Very tempted to add a clue: "By his own account and those of his millions of amazingly credulous followers, he was better at golf than Jack Nicklaus, better at the military than the joint chiefs, better at sniffing out Russian hacking schemes than literally every credible intelligence agency in the world, better at medicine and pandemic response than the world's leading virologists and epidemiologists (hey! his uncle was a doctor!), better at having massive hands than Jonah Falcon, better at being president than Lincoln or Washington, better at dealing with ISIS than all of the generals, better at Twitter, Facebook, social media, TV, building, campaign finance, lawsuits, bankruptcy, trade, politics, drone technology, etc. than literally anyone - frequently claiming to know more than anyone about these and other topics, and the best businessman and dealmaker in history in spite of losing over a billion dollars in one ten year period according to the IRS." Truly an tremendous man.
oh and he also would have been the greatest soldier of all time, too, if not for those pesky bone spurs... the one thing stronger than the man himself.
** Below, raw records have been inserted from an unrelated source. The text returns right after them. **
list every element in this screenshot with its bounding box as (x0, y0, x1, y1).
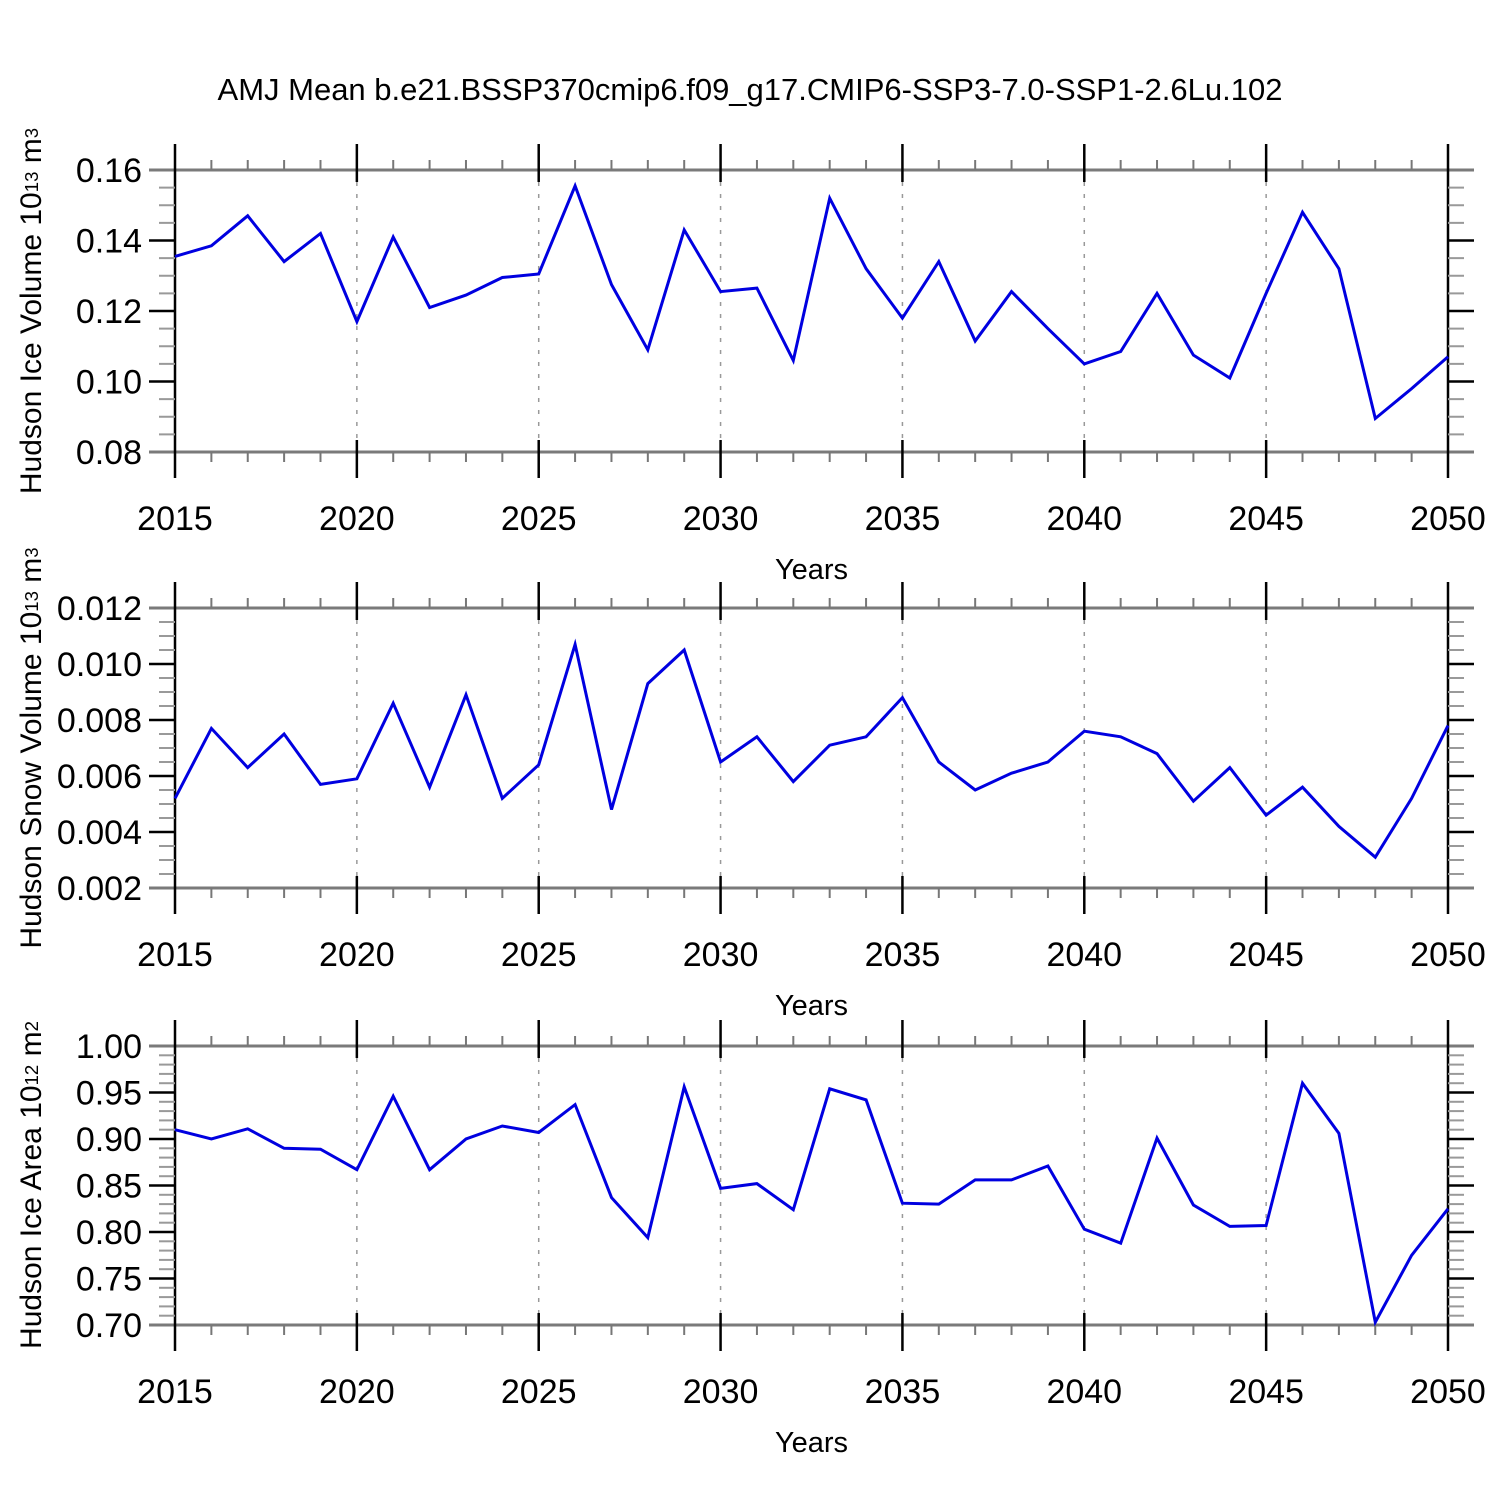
hudson-ice-volume-line (174, 181, 1449, 422)
x-tick-label: 2025 (501, 936, 577, 974)
x-axis-title: Years (775, 1427, 848, 1459)
x-tick-label: 2015 (137, 1373, 213, 1411)
x-tick-label: 2050 (1410, 1373, 1486, 1411)
x-tick-label: 2030 (683, 936, 759, 974)
x-tick-label: 2050 (1410, 500, 1486, 538)
y-tick-label: 0.08 (76, 434, 142, 472)
x-tick-label: 2040 (1046, 936, 1122, 974)
chart-title: AMJ Mean b.e21.BSSP370cmip6.f09_g17.CMIP… (217, 72, 1283, 107)
x-tick-label: 2025 (501, 1373, 577, 1411)
x-tick-label: 2045 (1228, 936, 1304, 974)
y-tick-label: 0.14 (76, 223, 142, 261)
y-tick-label: 0.90 (76, 1121, 142, 1159)
x-tick-label: 2035 (865, 936, 941, 974)
x-tick-label: 2045 (1228, 1373, 1304, 1411)
x-tick-label: 2040 (1046, 500, 1122, 538)
x-axis-title: Years (775, 554, 848, 586)
panel-hudson-snow-volume: 2015 2020 2025 2030 2035 2040 2045 2050 0.002 0.0… (57, 582, 1486, 1022)
y-tick-label: 0.16 (76, 152, 142, 190)
y-tick-label: 0.75 (76, 1261, 142, 1299)
panel-hudson-ice-area: 2015 2020 2025 2030 2035 2040 2045 2050 0.70 0.75… (76, 1020, 1486, 1459)
x-tick-label: 2035 (865, 1373, 941, 1411)
y-tick-label: 0.012 (57, 590, 142, 628)
y-tick-label: 0.010 (57, 646, 142, 684)
y-tick-label: 0.10 (76, 364, 142, 402)
x-tick-label: 2035 (865, 500, 941, 538)
y-tick-label: 1.00 (76, 1028, 142, 1066)
y-tick-label: 0.12 (76, 293, 142, 331)
x-tick-label: 2030 (683, 1373, 759, 1411)
hudson-ice-area-line (174, 1079, 1450, 1327)
hudson-snow-volume-line (173, 638, 1450, 860)
y-tick-label: 0.70 (76, 1307, 142, 1345)
x-tick-label: 2020 (319, 1373, 395, 1411)
x-tick-label: 2015 (137, 936, 213, 974)
x-tick-label: 2040 (1046, 1373, 1122, 1411)
y-tick-label: 0.95 (76, 1075, 142, 1113)
y-tick-label: 0.004 (57, 814, 142, 852)
x-tick-label: 2020 (319, 936, 395, 974)
x-axis-title: Years (775, 990, 848, 1022)
x-tick-label: 2015 (137, 500, 213, 538)
x-tick-label: 2045 (1228, 500, 1304, 538)
y-tick-label: 0.80 (76, 1214, 142, 1252)
x-tick-label: 2030 (683, 500, 759, 538)
y-tick-label: 0.85 (76, 1168, 142, 1206)
panel-hudson-ice-volume: 2015 2020 2025 2030 2035 2040 2045 2050 0.08 0.10… (76, 144, 1486, 586)
y-tick-label: 0.002 (57, 870, 142, 908)
x-tick-label: 2050 (1410, 936, 1486, 974)
y-tick-label: 0.008 (57, 702, 142, 740)
y-tick-label: 0.006 (57, 758, 142, 796)
x-tick-label: 2025 (501, 500, 577, 538)
x-tick-label: 2020 (319, 500, 395, 538)
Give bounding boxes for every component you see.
But he served his own tour in New York City during that period, doing things I can't repeat without being censored, and was only able to resist awarding himself the Congressional Medal of Honor because of his tremendous and unparalleled level of modesty.
Admittedly some of these back stories sound pretty similar. Biggest difference between Jesus and Sathya Sai Baba, for instance, is probably that in Sai Baba's case we have millions of living eye witnesses to his miracles and actual documented first-hand testimony.
but I think burntfrost is mad at me because, after taking and enjoying many of my quizzes, he stumbled across one that he deemed was too ::adopts best Rush Limbaugh impression:: "LIBruhl"
Sorry about that Mr. Frost.
http://rightreason.org/2009/the-virgin-birth-of-buddha/
Maybe I had bad information. I read about his mom on Wikipedia and it says there she was married for 20 years and never conceived a child. Then she woke up one night and a white elephant "entered her womb"... so... still a bit of a magical conception story.
"Be it known unto all nations, kindreds, tongues, and people, unto whom this work shall come: That we, through the grace of God the Father, and our Lord Jesus Christ, have seen the plates which contain this record, which is a record of the people of Nephi...And we also testify that we have seen the engravings which are upon the plates...
Oliver Cowdery
David Whitmer
Martin Harris"
"Be it known unto all nations, kindreds, tongues, and people, unto whom this work shall come: That Joseph Smith, Jun., the translator of this work, has shown unto us the plates of which hath been spoken, which have the appearance of gold; and as many of the leaves as the said Smith has translated we did handle with our hands; and we also saw the engravings thereon...
Christian Whitmer
Jacob Whitmer
Peter Whitmer, Jun.
John Whitmer
Hiram Page
Joseph Smith, Sen.
Hyrum Smith
Samuel H. Smith"
Contrariwise? Sounds completely made up but I looked it up already. Thanks for teaching me a word.